Effect of single atom loading on the CO2 reduction activity of pure and defective W2CO2 MXene

Abstract

Two-dimensional (2D) transition metal carbides/nitrides (MXenes) have garnered considerable attentions for their potential in electrochemically reduction carbon dioxide (CO₂) to renewable fuels and chemical feedstocks. Despite significant advancements in employing MXenes as CO₂ reduction reaction (CO₂RR) catalysts have made, a deeper understanding and elucidation of the CO₂RR mechanism of MXenes are still lacked. In this work, the CO₂RR performance of W₂CO₂ and defective W₂CO₂ (W₂CO_2-x) loaded with various single transition metal (TM, TM= Ti, V, Fe, Ni, Cu, Mo, Pd, and Ag) atoms are systematically evaluated by first-principles calculations.
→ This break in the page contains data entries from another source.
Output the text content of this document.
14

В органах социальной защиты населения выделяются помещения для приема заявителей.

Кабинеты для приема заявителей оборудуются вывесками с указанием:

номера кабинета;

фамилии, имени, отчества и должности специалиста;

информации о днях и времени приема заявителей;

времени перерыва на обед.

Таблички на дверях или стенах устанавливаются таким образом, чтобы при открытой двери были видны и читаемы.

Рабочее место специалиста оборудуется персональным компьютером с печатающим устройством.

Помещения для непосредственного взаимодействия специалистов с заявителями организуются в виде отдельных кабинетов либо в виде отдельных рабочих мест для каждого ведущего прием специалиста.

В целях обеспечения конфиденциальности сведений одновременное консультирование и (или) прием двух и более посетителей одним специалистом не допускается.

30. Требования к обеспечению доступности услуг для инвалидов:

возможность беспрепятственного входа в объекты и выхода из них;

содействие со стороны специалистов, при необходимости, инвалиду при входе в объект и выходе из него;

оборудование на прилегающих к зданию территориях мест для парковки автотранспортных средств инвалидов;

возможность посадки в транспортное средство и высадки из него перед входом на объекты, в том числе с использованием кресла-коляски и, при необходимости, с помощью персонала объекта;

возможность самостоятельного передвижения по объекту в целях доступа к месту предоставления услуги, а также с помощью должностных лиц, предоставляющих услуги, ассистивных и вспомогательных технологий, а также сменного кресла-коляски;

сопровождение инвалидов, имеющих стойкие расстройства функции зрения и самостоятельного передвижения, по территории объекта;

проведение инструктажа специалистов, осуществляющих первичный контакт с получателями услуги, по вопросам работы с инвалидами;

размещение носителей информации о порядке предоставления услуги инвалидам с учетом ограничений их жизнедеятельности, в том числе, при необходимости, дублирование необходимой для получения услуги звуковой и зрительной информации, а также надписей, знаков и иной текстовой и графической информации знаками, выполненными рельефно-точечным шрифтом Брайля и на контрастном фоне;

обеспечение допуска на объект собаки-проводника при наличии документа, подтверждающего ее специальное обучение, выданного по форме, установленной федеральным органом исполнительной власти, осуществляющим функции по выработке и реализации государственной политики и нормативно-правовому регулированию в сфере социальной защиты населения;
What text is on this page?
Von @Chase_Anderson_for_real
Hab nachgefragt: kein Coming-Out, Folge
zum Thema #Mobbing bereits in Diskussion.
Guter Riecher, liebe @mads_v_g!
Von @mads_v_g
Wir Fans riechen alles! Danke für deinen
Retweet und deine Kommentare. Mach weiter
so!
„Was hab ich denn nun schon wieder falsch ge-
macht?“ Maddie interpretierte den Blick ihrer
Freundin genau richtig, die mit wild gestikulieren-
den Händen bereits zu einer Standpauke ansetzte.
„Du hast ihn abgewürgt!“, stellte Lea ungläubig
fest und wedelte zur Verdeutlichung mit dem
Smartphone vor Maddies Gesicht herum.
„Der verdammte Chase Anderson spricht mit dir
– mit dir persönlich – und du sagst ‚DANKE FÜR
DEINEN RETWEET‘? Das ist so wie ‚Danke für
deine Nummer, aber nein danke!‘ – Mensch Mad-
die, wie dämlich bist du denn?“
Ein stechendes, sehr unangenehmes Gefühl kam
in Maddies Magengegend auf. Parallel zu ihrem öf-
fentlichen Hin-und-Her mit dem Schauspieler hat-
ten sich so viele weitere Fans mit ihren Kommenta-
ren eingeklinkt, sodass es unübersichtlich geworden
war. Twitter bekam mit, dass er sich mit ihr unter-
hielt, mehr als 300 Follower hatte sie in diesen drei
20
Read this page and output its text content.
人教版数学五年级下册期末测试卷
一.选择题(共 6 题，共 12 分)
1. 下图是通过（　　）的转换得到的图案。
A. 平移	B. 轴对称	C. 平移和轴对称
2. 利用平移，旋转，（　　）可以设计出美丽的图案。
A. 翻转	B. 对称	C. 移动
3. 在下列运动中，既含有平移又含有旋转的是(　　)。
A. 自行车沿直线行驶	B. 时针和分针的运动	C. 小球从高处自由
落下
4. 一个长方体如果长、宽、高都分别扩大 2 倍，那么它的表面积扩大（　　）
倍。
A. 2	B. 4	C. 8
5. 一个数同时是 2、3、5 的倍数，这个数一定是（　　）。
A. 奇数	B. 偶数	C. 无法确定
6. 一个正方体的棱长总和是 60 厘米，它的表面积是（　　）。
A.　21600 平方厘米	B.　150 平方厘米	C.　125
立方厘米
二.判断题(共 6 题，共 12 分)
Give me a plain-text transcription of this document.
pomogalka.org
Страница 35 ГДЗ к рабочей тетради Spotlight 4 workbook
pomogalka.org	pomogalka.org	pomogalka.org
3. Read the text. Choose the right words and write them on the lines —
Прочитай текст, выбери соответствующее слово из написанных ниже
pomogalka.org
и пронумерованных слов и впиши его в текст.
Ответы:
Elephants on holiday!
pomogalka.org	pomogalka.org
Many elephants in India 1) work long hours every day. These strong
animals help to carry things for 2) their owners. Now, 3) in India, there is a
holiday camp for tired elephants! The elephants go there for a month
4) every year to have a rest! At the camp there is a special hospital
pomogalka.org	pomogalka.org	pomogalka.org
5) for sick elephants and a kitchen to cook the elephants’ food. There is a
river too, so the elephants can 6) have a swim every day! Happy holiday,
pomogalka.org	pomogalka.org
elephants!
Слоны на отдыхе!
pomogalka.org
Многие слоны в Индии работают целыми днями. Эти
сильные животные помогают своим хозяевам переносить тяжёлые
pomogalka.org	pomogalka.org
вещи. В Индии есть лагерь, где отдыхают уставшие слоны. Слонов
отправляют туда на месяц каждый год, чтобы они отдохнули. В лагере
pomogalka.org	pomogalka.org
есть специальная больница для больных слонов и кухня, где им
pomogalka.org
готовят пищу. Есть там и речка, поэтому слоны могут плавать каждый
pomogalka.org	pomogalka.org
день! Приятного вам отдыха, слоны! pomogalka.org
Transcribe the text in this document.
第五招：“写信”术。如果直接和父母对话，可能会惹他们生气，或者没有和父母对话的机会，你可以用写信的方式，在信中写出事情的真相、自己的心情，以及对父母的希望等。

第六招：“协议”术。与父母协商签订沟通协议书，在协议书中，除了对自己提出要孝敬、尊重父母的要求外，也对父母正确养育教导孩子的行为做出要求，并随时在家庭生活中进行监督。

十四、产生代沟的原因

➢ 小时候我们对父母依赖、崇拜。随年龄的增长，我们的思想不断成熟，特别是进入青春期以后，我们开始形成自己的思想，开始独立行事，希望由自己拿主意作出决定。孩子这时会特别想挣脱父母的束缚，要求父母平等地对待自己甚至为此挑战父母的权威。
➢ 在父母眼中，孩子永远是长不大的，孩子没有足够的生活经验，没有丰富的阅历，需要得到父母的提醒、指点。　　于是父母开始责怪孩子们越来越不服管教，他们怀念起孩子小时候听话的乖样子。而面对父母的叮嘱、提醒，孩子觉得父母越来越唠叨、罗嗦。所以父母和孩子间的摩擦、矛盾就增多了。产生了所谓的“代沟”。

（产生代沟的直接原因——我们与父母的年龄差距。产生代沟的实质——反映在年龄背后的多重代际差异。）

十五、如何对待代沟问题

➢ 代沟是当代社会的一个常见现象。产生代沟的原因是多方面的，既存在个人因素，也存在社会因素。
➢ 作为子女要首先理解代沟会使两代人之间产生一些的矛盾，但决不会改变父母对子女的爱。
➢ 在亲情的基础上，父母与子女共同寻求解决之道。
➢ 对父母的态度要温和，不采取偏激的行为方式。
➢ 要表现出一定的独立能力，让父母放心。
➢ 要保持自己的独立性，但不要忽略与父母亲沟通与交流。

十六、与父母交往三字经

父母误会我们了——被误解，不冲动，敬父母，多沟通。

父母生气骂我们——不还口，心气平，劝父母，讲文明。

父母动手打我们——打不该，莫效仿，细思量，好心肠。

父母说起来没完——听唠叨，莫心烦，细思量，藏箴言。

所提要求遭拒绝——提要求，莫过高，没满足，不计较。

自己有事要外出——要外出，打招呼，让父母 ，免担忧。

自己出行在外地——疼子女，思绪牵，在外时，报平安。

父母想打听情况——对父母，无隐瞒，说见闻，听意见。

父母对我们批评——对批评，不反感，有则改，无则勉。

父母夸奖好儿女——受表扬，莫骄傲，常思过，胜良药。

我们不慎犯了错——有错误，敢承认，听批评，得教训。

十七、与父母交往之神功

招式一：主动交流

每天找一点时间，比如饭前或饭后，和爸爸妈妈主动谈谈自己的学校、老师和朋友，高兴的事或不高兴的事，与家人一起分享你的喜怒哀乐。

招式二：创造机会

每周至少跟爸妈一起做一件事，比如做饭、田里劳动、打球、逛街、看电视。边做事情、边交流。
The results indicate that W₂CO₂ and W₂CO_2-x are not suitable as catalysts for CO₂RR, while oxygen vacancy and TM loading can promote CO₂RR along P1 and P2 pathways. Especially, Ti@W₂CO₂ delivered relative highest selectivity in the production of formic acid (HCOOH), with the corresponding limiting potential of -0.11 V. Cu@W₂CO_2-x delivered relative higher selectivity for the production of carbon monoxide (CO), with the corresponding limiting potential of approximately -0.44 V. The improving CO₂RR activity for the generation of C1 products of studied single-atom catalysts (SACs) are attributed to the abundant electrons in the d-orbitals of the TM atoms, such as Ti and Cu, which can efficiently inject into the CO₂ molecule and intermediates, enhancing adsorption capacity for CO₂ and intermediates, reducing the energy barrier for hydrogenation reactions, and therefore promoting CO₂RR. The ab initio molecular dynamics (AIMD) simulations indicated that Ti@W₂CO₂ and Cu@W₂CO_2-x are dynamically stabilized at reaction temperature. This research not only provides new insights into the catalytic mechanisms of MXenes in CO₂RR but also paves the way for the development of efficient and selective MXene-based electrocatalysts for CO₂RR.